Córdoba ist durch Landwirtschaft und Viehzucht geprägt. In den 1990er Jahren wurden mehr als 300.000 Bauern in dieser Region von ihren Höfen vertrieben. Die Familie Zabala ist eine dieser Familien. Die Bauern wurden bis heute nicht entschädigt. Der neue Friedensvertrag soll das ändern.

Im Gesicht von María Zabala spiegeln sich Trauer und Wut, aber auch ein unbedingter Wille. María Zabala ist Opfer, aber auch Anführerin. Sie setzt sich für die vertriebenen Bauern oder ihre Witwen ein und wurde dafür bereits mit zwei wichtigen Preisen ausgezeichnet.

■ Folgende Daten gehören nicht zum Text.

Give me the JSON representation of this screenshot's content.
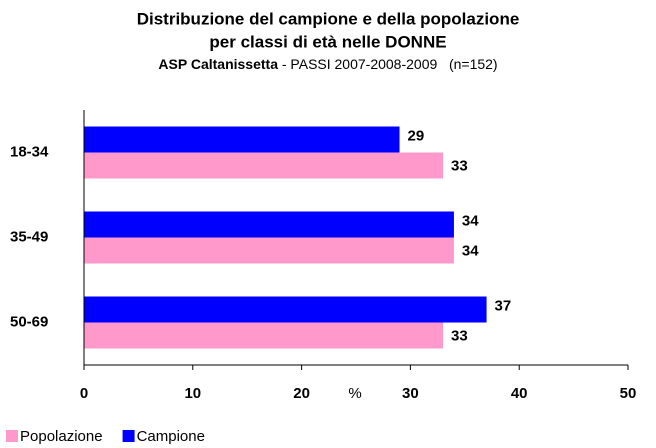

Esther hat von ihrer Mutter nicht nur den Schmerz, sondern auch ihre Willenskraft geerbt. Seit ein paar Monaten geht es ihr besser. Im kommenden Monat wird sie ihr Jura-Studium beenden. Arbeitserfahrung hat sie bei der Staatsanwaltschaft gesammelt und bei einer Behörde, die für die Überwachung der Menschenrechte in der Stadt zuständig ist.

Und Esther engagiert sich – genau wie ihre Mutter. Regelmäßig hilft sie Opfern des Krieges mit ihren juristischen Kenntnissen. Außerdem leitet sie eine Art Selbsthilfegruppe junger Frauen, die ähnlich wie sie selbst von der „Violencia“ traumatisiert sind.

Im Moment proben sie ein Theaterstück, in dem Gewalt gegen Frauen thematisiert wird. Esther ist die Regisseurin.

Sie reist auch ins Ausland, um über die Opfer des Konflikts in Kolumbien zu berichten. Sie hat ein Buch geschrieben – einen Gedicht-Band. Die junge Frau könnte sich vorstellen, nach dem Studium in einem Museum zu arbeiten, das sich mit der Geschichte Kolumbiens auseinandersetzt.

In einem kleinen Raum spielen die Enkel von María – die Kinder der Kinder des Krieges. Möglich, dass dies die erste Generation sein wird, die ohne Trauma aufwachsen kann.